A Lady's Ruminations

"Jane was firm where she felt herself to be right." -Jane Austen, Pride and Prejudice


Thursday, October 06, 2005

The Great One on the Miers Controversy

Mark Levin: McCain’s Blunder---

I am hearing two primary arguments for Harriet Miers by those who are close to the president:

1. The president knows her, believes she is the best candidate, and we should trust him because his past judicial picks have been excellent; and

2. There are not enough Republican votes in the Senate to win an ideological fight over a nominee like Michael Luttig, Edith Jones, or Janice Rogers Brown.

I and others have already addressed the first point at some length over the last several days. As I wrote Monday morning in Benchmemos:

The president and his advisors missed a truly historic opportunity to communicate with the American people about their government, the role of all three branches of the federal system, and the proper function of the judiciary. More importantly, they have failed to help the nation return to the equipoise of our constitutional system. And the current justices whose arrogance knows no bounds will be emboldened by this selection. They will see it as affirmation of their “extra-constitutionalism.” The president flinched. ...

Unfortunately, no new information has been presented to change my view.

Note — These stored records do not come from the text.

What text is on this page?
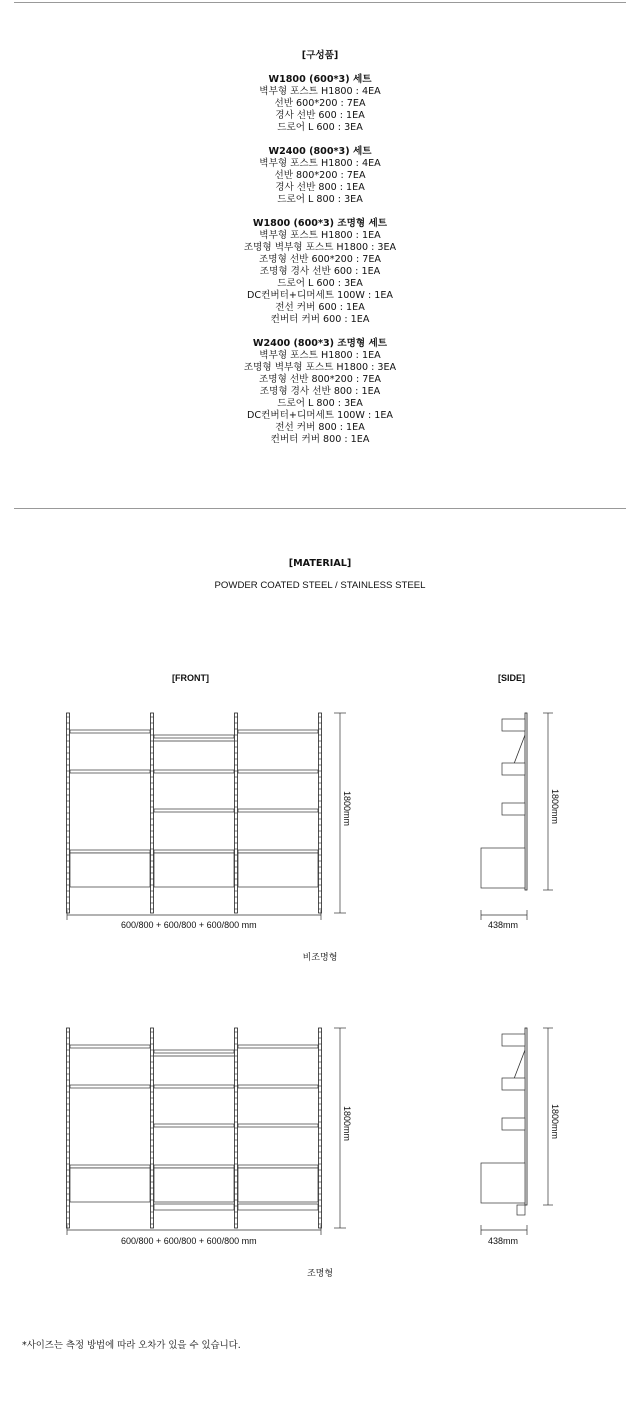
[구성품]
W1800 (600*3) 세트
벽부형 포스트 H1800 : 4EA
선반 600*200 : 7EA
경사 선반 600 : 1EA
드로어 L 600 : 3EA
W2400 (800*3) 세트
벽부형 포스트 H1800 : 4EA
선반 800*200 : 7EA
경사 선반 800 : 1EA
드로어 L 800 : 3EA
W1800 (600*3) 조명형 세트
벽부형 포스트 H1800 : 1EA
조명형 벽부형 포스트 H1800 : 3EA
조명형 선반 600*200 : 7EA
조명형 경사 선반 600 : 1EA
드로어 L 600 : 3EA
DC컨버터+디머세트 100W : 1EA
전선 커버 600 : 1EA
컨버터 커버 600 : 1EA
W2400 (800*3) 조명형 세트
벽부형 포스트 H1800 : 1EA
조명형 벽부형 포스트 H1800 : 3EA
조명형 선반 800*200 : 7EA
조명형 경사 선반 800 : 1EA
드로어 L 800 : 3EA
DC컨버터+디머세트 100W : 1EA
전선 커버 800 : 1EA
컨버터 커버 800 : 1EA
[MATERIAL]
POWDER COATED STEEL / STAINLESS STEEL
[FRONT]	[SIDE]
1800mm	1800mm
600/800 + 600/800 + 600/800 mm	438mm
비조명형
1800mm	1800mm
600/800 + 600/800 + 600/800 mm	438mm
조명형
*사이즈는 측정 방법에 따라 오차가 있을 수 있습니다.
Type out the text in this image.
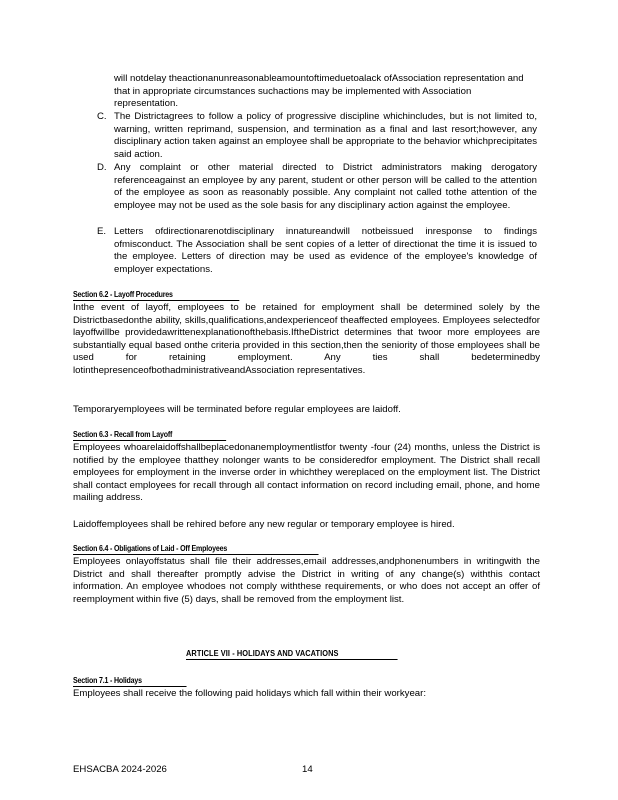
will notdelay theactionanunreasonableamountoftimeduetoalack ofAssociation representation and that in appropriate circumstances suchactions may be implemented with Association representation.

C. The Districtagrees to follow a policy of progressive discipline whichincludes, but is not limited to, warning, written reprimand, suspension, and termination as a final and last resort;however, any disciplinary action taken against an employee shall be appropriate to the behavior whichprecipitates said action.

D. Any complaint or other material directed to District administrators making derogatory referenceagainst an employee by any parent, student or other person will be called to the attention of the employee as soon as reasonably possible. Any complaint not called tothe attention of the employee may not be used as the sole basis for any disciplinary action against the employee.

E. Letters ofdirectionarenotdisciplinary innatureandwill notbeissued inresponse to findings ofmisconduct. The Association shall be sent copies of a letter of directionat the time it is issued to the employee. Letters of direction may be used as evidence of the employee's knowledge of employer expectations.

Section 6.2 - Layoff Procedures

Inthe event of layoff, employees to be retained for employment shall be determined solely by the Districtbasedonthe ability, skills,qualifications,andexperienceof theaffected employees. Employees selectedfor layoffwillbe providedawrittenexplanationofthebasis.IftheDistrict determines that twoor more employees are substantially equal based onthe criteria provided in this section,then the seniority of those employees shall be used for retaining employment. Any ties shall bedeterminedby lotinthepresenceofbothadministrativeandAssociation representatives.

Temporaryemployees will be terminated before regular employees are laidoff.

Section 6.3 - Recall from Layoff

Employees whoarelaidoffshallbeplacedonanemploymentlistfor twenty -four (24) months, unless the District is notified by the employee thatthey nolonger wants to be consideredfor employment. The District shall recall employees for employment in the inverse order in whichthey wereplaced on the employment list. The District shall contact employees for recall through all contact information on record including email, phone, and home mailing address.

Laidoffemployees shall be rehired before any new regular or temporary employee is hired.

Section 6.4 - Obligations of Laid - Off Employees

Employees onlayoffstatus shall file their addresses,email addresses,andphonenumbers in writingwith the District and shall thereafter promptly advise the District in writing of any change(s) withthis contact information. An employee whodoes not comply withthese requirements, or who does not accept an offer of reemployment within five (5) days, shall be removed from the employment list.

ARTICLE VII - HOLIDAYS AND VACATIONS
Section 7.1 - Holidays

Employees shall receive the following paid holidays which fall within their workyear:

EHSACBA 2024-2026	14
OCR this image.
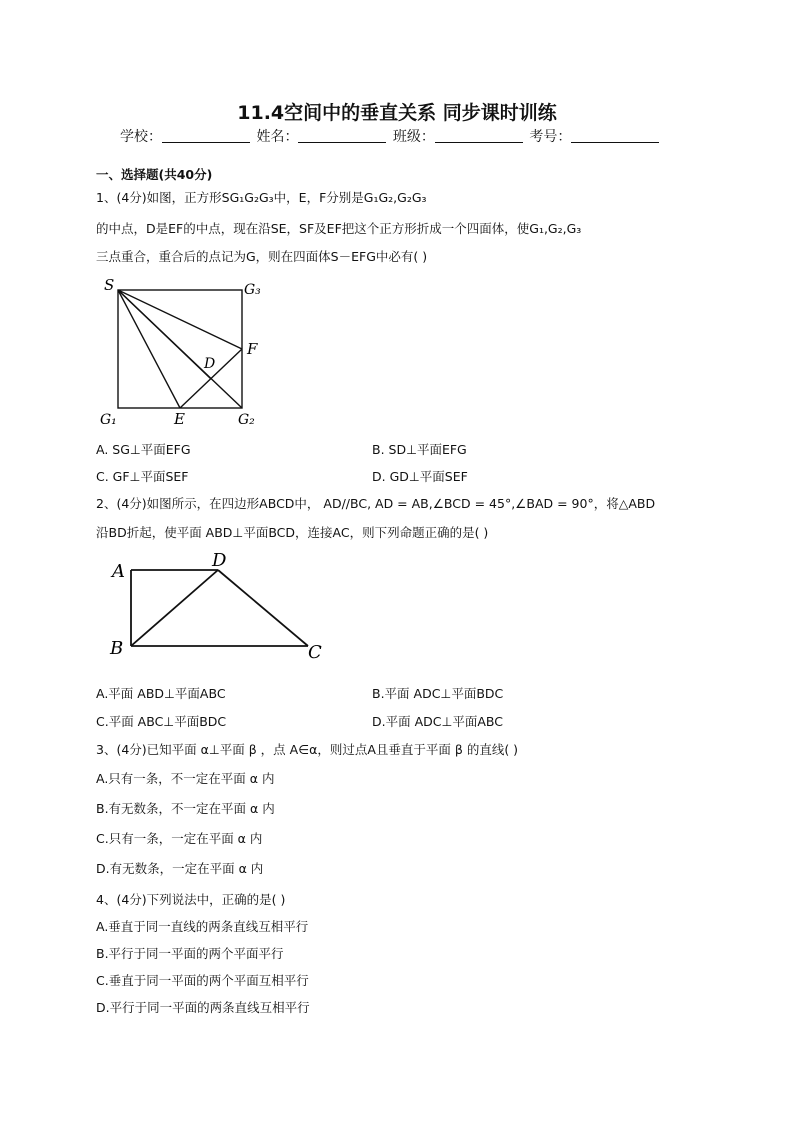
11.4空间中的垂直关系 同步课时训练
学校：	姓名：	班级：	考号：
一、选择题(共40分)
1、(4分)如图，正方形SG₁G₂G₃中，E，F分别是G₁G₂,G₂G₃
的中点，D是EF的中点，现在沿SE，SF及EF把这个正方形折成一个四面体，使G₁,G₂,G₃
三点重合，重合后的点记为G，则在四面体S－EFG中必有( )
S	G₃
F
D
G₁	E	G₂
A. SG⊥平面EFG	B. SD⊥平面EFG
C. GF⊥平面SEF	D. GD⊥平面SEF
2、(4分)如图所示，在四边形ABCD中， AD//BC, AD = AB,∠BCD = 45°,∠BAD = 90°，将△ABD
沿BD折起，使平面 ABD⊥平面BCD，连接AC，则下列命题正确的是( )
A
D
B	C
A.平面 ABD⊥平面ABC	B.平面 ADC⊥平面BDC
C.平面 ABC⊥平面BDC	D.平面 ADC⊥平面ABC
3、(4分)已知平面 α⊥平面 β ，点 A∈α，则过点A且垂直于平面 β 的直线( )
A.只有一条，不一定在平面 α 内
B.有无数条，不一定在平面 α 内
C.只有一条，一定在平面 α 内
D.有无数条，一定在平面 α 内
4、(4分)下列说法中，正确的是( )
A.垂直于同一直线的两条直线互相平行
B.平行于同一平面的两个平面平行
C.垂直于同一平面的两个平面互相平行
D.平行于同一平面的两条直线互相平行
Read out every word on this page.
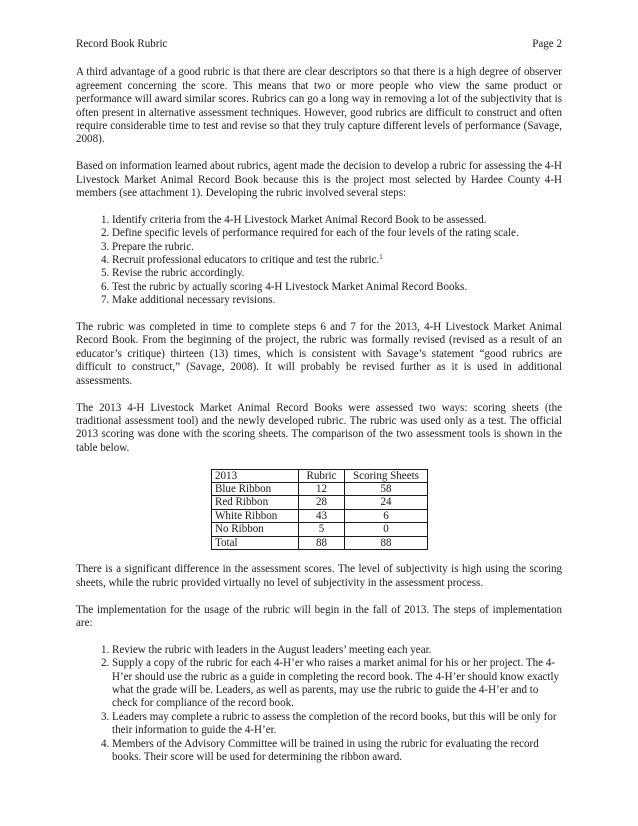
Record Book Rubric	Page 2

A third advantage of a good rubric is that there are clear descriptors so that there is a high degree of observer agreement concerning the score. This means that two or more people who view the same product or performance will award similar scores. Rubrics can go a long way in removing a lot of the subjectivity that is often present in alternative assessment techniques. However, good rubrics are difficult to construct and often require considerable time to test and revise so that they truly capture different levels of performance (Savage, 2008).

Based on information learned about rubrics, agent made the decision to develop a rubric for assessing the 4-H Livestock Market Animal Record Book because this is the project most selected by Hardee County 4-H members (see attachment 1). Developing the rubric involved several steps:

1. Identify criteria from the 4-H Livestock Market Animal Record Book to be assessed.
2. Define specific levels of performance required for each of the four levels of the rating scale.
3. Prepare the rubric.
4. Recruit professional educators to critique and test the rubric.$^1$
5. Revise the rubric accordingly.
6. Test the rubric by actually scoring 4-H Livestock Market Animal Record Books.
7. Make additional necessary revisions.

The rubric was completed in time to complete steps 6 and 7 for the 2013, 4-H Livestock Market Animal Record Book. From the beginning of the project, the rubric was formally revised (revised as a result of an educator’s critique) thirteen (13) times, which is consistent with Savage’s statement “good rubrics are difficult to construct,” (Savage, 2008). It will probably be revised further as it is used in additional assessments.

The 2013 4-H Livestock Market Animal Record Books were assessed two ways: scoring sheets (the traditional assessment tool) and the newly developed rubric. The rubric was used only as a test. The official 2013 scoring was done with the scoring sheets. The comparison of the two assessment tools is shown in the table below.

2013	Rubric	Scoring Sheets
Blue Ribbon	12	58
Red Ribbon	28	24
White Ribbon	43	6
No Ribbon	5	0
Total	88	88

There is a significant difference in the assessment scores. The level of subjectivity is high using the scoring sheets, while the rubric provided virtually no level of subjectivity in the assessment process.

The implementation for the usage of the rubric will begin in the fall of 2013. The steps of implementation are:

1. Review the rubric with leaders in the August leaders’ meeting each year.
2. Supply a copy of the rubric for each 4-H’er who raises a market animal for his or her project. The 4-H’er should use the rubric as a guide in completing the record book. The 4-H’er should know exactly what the grade will be. Leaders, as well as parents, may use the rubric to guide the 4-H’er and to check for compliance of the record book.
3. Leaders may complete a rubric to assess the completion of the record books, but this will be only for their information to guide the 4-H’er.
4. Members of the Advisory Committee will be trained in using the rubric for evaluating the record books. Their score will be used for determining the ribbon award.
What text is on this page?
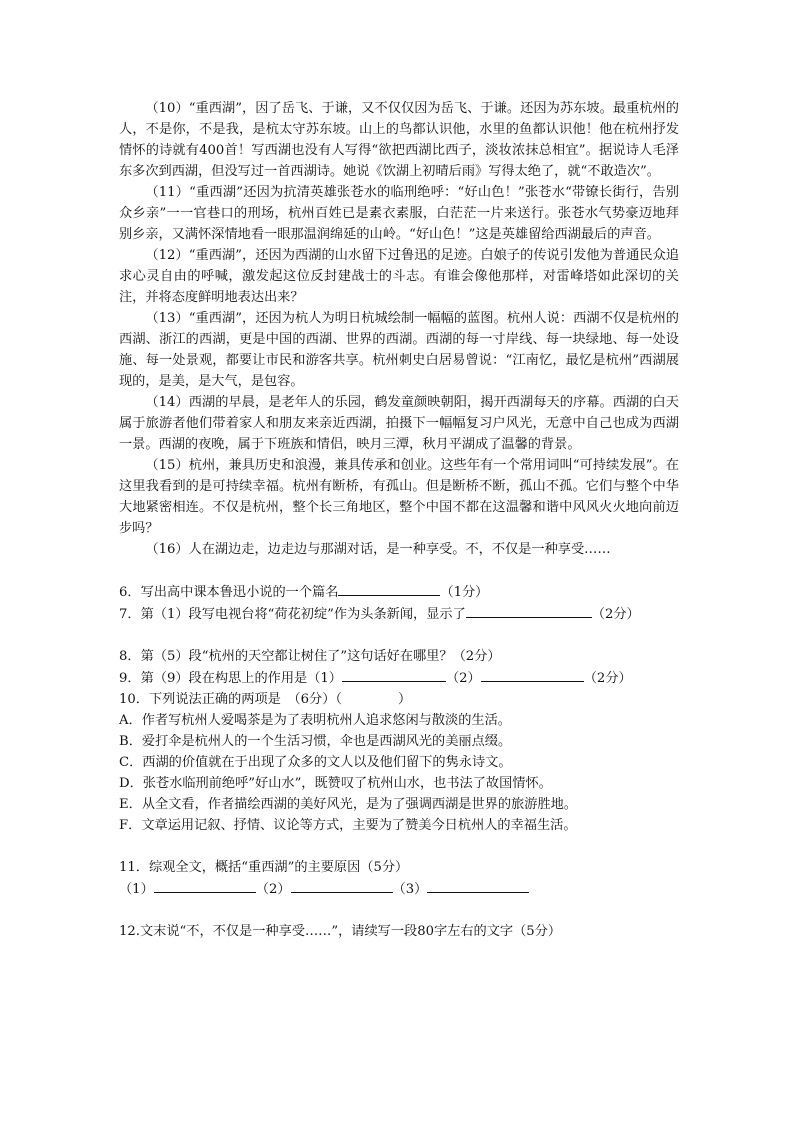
（10）“重西湖”，因了岳飞、于谦，又不仅仅因为岳飞、于谦。还因为苏东坡。最重杭州的人，不是你，不是我，是杭太守苏东坡。山上的鸟都认识他，水里的鱼都认识他！他在杭州抒发情怀的诗就有400首！写西湖也没有人写得“欲把西湖比西子，淡妆浓抹总相宜”。据说诗人毛泽东多次到西湖，但没写过一首西湖诗。她说《饮湖上初晴后雨》写得太绝了，就“不敢造次”。

（11）“重西湖”还因为抗清英雄张苍水的临刑绝呼：“好山色！”张苍水“带镣长街行，告别众乡亲”一一官巷口的刑场，杭州百姓已是素衣素服，白茫茫一片来送行。张苍水气势豪迈地拜别乡亲，又满怀深情地看一眼那温润绵延的山岭。“好山色！”这是英雄留给西湖最后的声音。

（12）“重西湖”，还因为西湖的山水留下过鲁迅的足迹。白娘子的传说引发他为普通民众追求心灵自由的呼喊，激发起这位反封建战士的斗志。有谁会像他那样，对雷峰塔如此深切的关注，并将态度鲜明地表达出来？

（13）“重西湖”，还因为杭人为明日杭城绘制一幅幅的蓝图。杭州人说：西湖不仅是杭州的西湖、浙江的西湖，更是中国的西湖、世界的西湖。西湖的每一寸岸线、每一块绿地、每一处设施、每一处景观，都要让市民和游客共享。杭州刺史白居易曾说：“江南忆，最忆是杭州”西湖展现的，是美，是大气，是包容。

（14）西湖的早晨，是老年人的乐园，鹤发童颜映朝阳，揭开西湖每天的序幕。西湖的白天属于旅游者他们带着家人和朋友来亲近西湖，拍摄下一幅幅复习户风光，无意中自己也成为西湖一景。西湖的夜晚，属于下班族和情侣，映月三潭，秋月平湖成了温馨的背景。

（15）杭州，兼具历史和浪漫，兼具传承和创业。这些年有一个常用词叫“可持续发展”。在这里我看到的是可持续幸福。杭州有断桥，有孤山。但是断桥不断，孤山不孤。它们与整个中华大地紧密相连。不仅是杭州，整个长三角地区，整个中国不都在这温馨和谐中风风火火地向前迈步吗？

（16）人在湖边走，边走边与那湖对话，是一种享受。不，不仅是一种享受……

6．写出高中课本鲁迅小说的一个篇名	（1分）

7．第（1）段写电视台将“荷花初绽”作为头条新闻，显示了	（2分）

8．第（5）段“杭州的天空都让树住了”这句话好在哪里？（2分）

9．第（9）段在构思上的作用是（1）	（2）	（2分）

10．下列说法正确的两项是　（6分）（	）

A．作者写杭州人爱喝茶是为了表明杭州人追求悠闲与散淡的生活。

B．爱打伞是杭州人的一个生活习惯，伞也是西湖风光的美丽点缀。

C．西湖的价值就在于出现了众多的文人以及他们留下的隽永诗文。

D．张苍水临刑前绝呼”好山水”，既赞叹了杭州山水，也书法了故国情怀。

E．从全文看，作者描绘西湖的美好风光，是为了强调西湖是世界的旅游胜地。

F．文章运用记叙、抒情、议论等方式，主要为了赞美今日杭州人的幸福生活。

11．综观全文，概括“重西湖”的主要原因（5分）

（1）	（2）	（3）

12.文末说“不，不仅是一种享受……”，请续写一段80字左右的文字（5分）
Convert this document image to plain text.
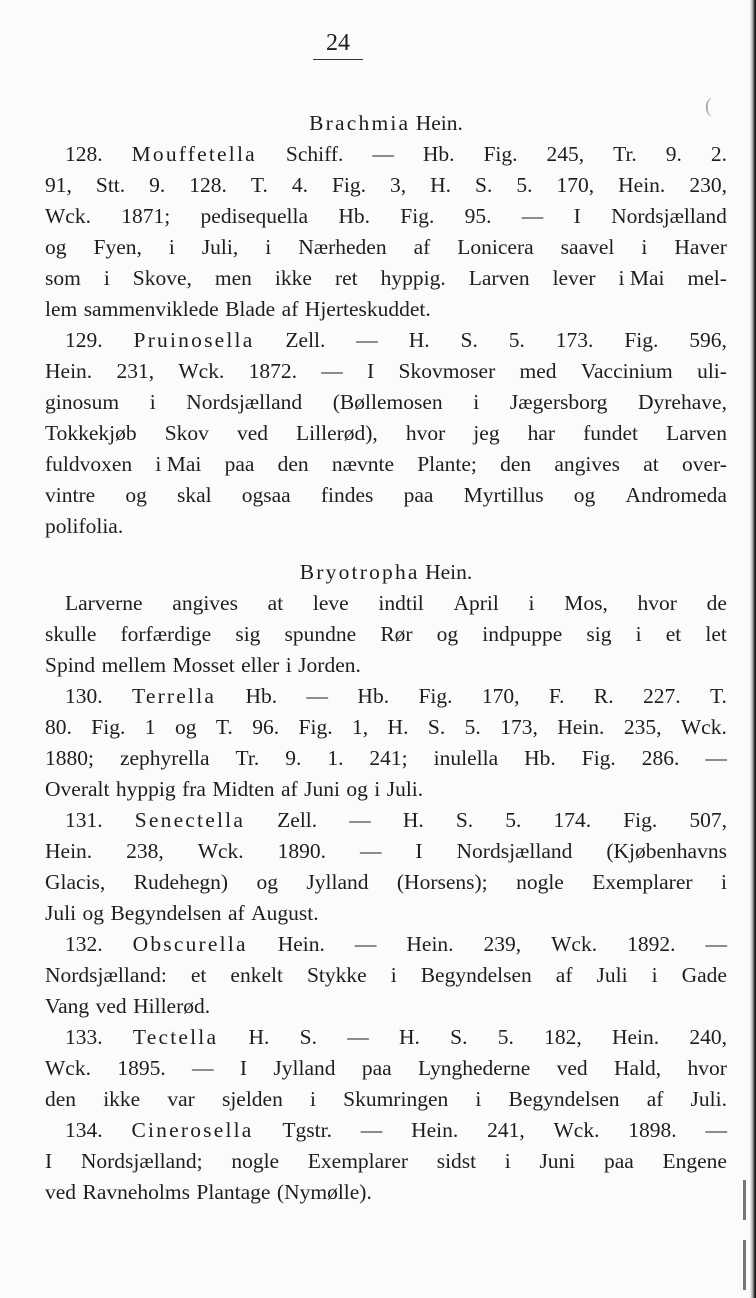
24
(
Brachmia Hein.
128. Mouffetella Schiff. — Hb. Fig. 245, Tr. 9. 2.
91, Stt. 9. 128. T. 4. Fig. 3, H. S. 5. 170, Hein. 230,
Wck. 1871; pedisequella Hb. Fig. 95. — I Nordsjælland
og Fyen, i Juli, i Nærheden af Lonicera saavel i Haver
som i Skove, men ikke ret hyppig. Larven lever i Mai mel-
lem sammenviklede Blade af Hjerteskuddet.
129. Pruinosella Zell. — H. S. 5. 173. Fig. 596,
Hein. 231, Wck. 1872. — I Skovmoser med Vaccinium uli-
ginosum i Nordsjælland (Bøllemosen i Jægersborg Dyrehave,
Tokkekjøb Skov ved Lillerød), hvor jeg har fundet Larven
fuldvoxen i Mai paa den nævnte Plante; den angives at over-
vintre og skal ogsaa findes paa Myrtillus og Andromeda
polifolia.
Bryotropha Hein.
Larverne angives at leve indtil April i Mos, hvor de
skulle forfærdige sig spundne Rør og indpuppe sig i et let
Spind mellem Mosset eller i Jorden.
130. Terrella Hb. — Hb. Fig. 170, F. R. 227. T.
80. Fig. 1 og T. 96. Fig. 1, H. S. 5. 173, Hein. 235, Wck.
1880; zephyrella Tr. 9. 1. 241; inulella Hb. Fig. 286. —
Overalt hyppig fra Midten af Juni og i Juli.
131. Senectella Zell. — H. S. 5. 174. Fig. 507,
Hein. 238, Wck. 1890. — I Nordsjælland (Kjøbenhavns
Glacis, Rudehegn) og Jylland (Horsens); nogle Exemplarer i
Juli og Begyndelsen af August.
132. Obscurella Hein. — Hein. 239, Wck. 1892. —
Nordsjælland: et enkelt Stykke i Begyndelsen af Juli i Gade
Vang ved Hillerød.
133. Tectella H. S. — H. S. 5. 182, Hein. 240,
Wck. 1895. — I Jylland paa Lynghederne ved Hald, hvor
den ikke var sjelden i Skumringen i Begyndelsen af Juli.
134. Cinerosella Tgstr. — Hein. 241, Wck. 1898. —
I Nordsjælland; nogle Exemplarer sidst i Juni paa Engene
ved Ravneholms Plantage (Nymølle).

But the second argument about the impotence of the Senate Republicans is worth some discussion, too. The fact is that this Gang of 14 moderates, led by Senator John McCain, did make it much more difficult for the president to win an ideological battle over a Supreme Court nominee. The Democrats did, in fact, send warnings that they were prepared to filibuster the second nominee. And under such circumstances, the president would have needed 60 votes to confirm his candidate, not 51.